DEUXIEME MOYEN DE CASSATION :
Il est reproché à l'arrêt infirmatif attaqué d'avoir débouté l'intimée de sa demande tendant à obtenir des dommages et intérêts ;
ALORS QUE la cassation qui ne manquera pas d'être prononcée sur le fondement du premier moyen entrainera par voie de conséquence l'annulation du chef ici querellé du dispositif, et ce en application des dispositions de l'article 624 du Code de procédure civile.
TROISIEME MOYEN DE CASSATION :
(subsidiaire par rapport aux deux premiers)Il est reproché à l'arrêt attaqué d'avoir condamné l'intimée à rembourser à l'appelante les sommes versées par celle-ci en vertu de l'exécution provisoire qui assortissait le jugement déféré, et ce avec intérêts au taux légal à compter du jour du versement desdites sommes ;
ALORS QU'en cas de paiement effectué sur le fondement d'une exécution provisoire prononcée par les premiers juges, les intérêts légaux sur les sommes à restituer en l'état de l'infirmation du jugement ne peuvent commencer à courir qu'à compter de la signification et ou notification de l'arrêt infirmatif avec commandement de restituer ; qu'en statuant comme elle l'a fait la Cour viole l'article 1153, alinéa 3 du Code civil.
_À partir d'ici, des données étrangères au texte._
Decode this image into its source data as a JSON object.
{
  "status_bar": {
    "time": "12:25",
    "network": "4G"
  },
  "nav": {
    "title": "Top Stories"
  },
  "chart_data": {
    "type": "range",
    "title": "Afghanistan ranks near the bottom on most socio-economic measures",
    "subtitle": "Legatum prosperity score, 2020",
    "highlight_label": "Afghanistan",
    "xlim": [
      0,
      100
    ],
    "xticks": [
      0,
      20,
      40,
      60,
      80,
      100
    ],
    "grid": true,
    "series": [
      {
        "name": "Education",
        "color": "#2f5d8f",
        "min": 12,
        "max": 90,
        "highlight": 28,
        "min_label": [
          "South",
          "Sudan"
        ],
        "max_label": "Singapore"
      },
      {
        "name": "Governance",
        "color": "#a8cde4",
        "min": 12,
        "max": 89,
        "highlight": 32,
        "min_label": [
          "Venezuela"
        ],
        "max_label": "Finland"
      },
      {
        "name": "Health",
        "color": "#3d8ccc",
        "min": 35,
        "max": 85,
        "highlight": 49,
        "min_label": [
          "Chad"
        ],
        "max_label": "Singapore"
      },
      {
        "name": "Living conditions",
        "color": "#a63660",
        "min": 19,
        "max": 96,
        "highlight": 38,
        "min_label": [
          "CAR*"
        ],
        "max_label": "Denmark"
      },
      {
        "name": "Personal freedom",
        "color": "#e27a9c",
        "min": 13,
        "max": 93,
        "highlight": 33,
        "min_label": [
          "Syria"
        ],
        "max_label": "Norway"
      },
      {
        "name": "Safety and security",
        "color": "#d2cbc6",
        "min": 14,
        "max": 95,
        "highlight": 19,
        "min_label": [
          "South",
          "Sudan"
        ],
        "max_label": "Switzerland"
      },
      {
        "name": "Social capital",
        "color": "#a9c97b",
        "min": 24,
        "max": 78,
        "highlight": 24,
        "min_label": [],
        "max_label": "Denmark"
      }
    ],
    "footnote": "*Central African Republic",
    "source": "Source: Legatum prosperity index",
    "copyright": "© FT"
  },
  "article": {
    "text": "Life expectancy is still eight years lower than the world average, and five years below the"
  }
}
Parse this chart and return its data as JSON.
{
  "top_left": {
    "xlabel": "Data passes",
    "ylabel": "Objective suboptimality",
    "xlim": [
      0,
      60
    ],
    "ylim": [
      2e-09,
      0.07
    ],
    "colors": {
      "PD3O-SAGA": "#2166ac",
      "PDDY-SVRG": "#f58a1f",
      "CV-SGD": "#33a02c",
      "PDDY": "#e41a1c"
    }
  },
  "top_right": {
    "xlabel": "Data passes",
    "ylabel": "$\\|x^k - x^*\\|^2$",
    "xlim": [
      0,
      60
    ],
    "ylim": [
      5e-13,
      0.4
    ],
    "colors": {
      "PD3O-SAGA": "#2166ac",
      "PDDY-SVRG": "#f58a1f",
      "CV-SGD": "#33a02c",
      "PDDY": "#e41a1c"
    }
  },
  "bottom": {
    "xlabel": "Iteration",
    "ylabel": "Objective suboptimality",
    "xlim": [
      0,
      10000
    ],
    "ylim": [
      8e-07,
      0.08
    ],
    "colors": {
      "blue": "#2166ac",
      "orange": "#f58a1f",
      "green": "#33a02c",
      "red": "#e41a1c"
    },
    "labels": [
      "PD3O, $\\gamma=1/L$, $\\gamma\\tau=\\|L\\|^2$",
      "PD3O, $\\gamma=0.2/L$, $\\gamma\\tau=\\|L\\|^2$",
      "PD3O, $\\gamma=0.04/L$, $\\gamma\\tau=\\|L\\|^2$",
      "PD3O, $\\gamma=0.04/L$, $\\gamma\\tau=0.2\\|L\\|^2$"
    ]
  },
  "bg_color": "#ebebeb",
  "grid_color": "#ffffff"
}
QUATRIEME MOYEN DE CASSATION :
Il est reproché à l'arrêt infirmatif attaqué d'avoir condamné l'intimée à payer à l'appelante une somme de 2. 000 ¿ pour frais de procédure de première instance et d'appel ;
ALORS QUE l'article 700 du Code de procédure civile concerne uniquement les frais exposés et non compris dans les dépens cependant que les frais de procédure de première instance et d'appel font partis des dépens ; qu'ainsi la Cour viole l'article 700 du Code de procédure civile, en condamnant un intimé sur sa base pour frais de procédure de première instance et d'appel.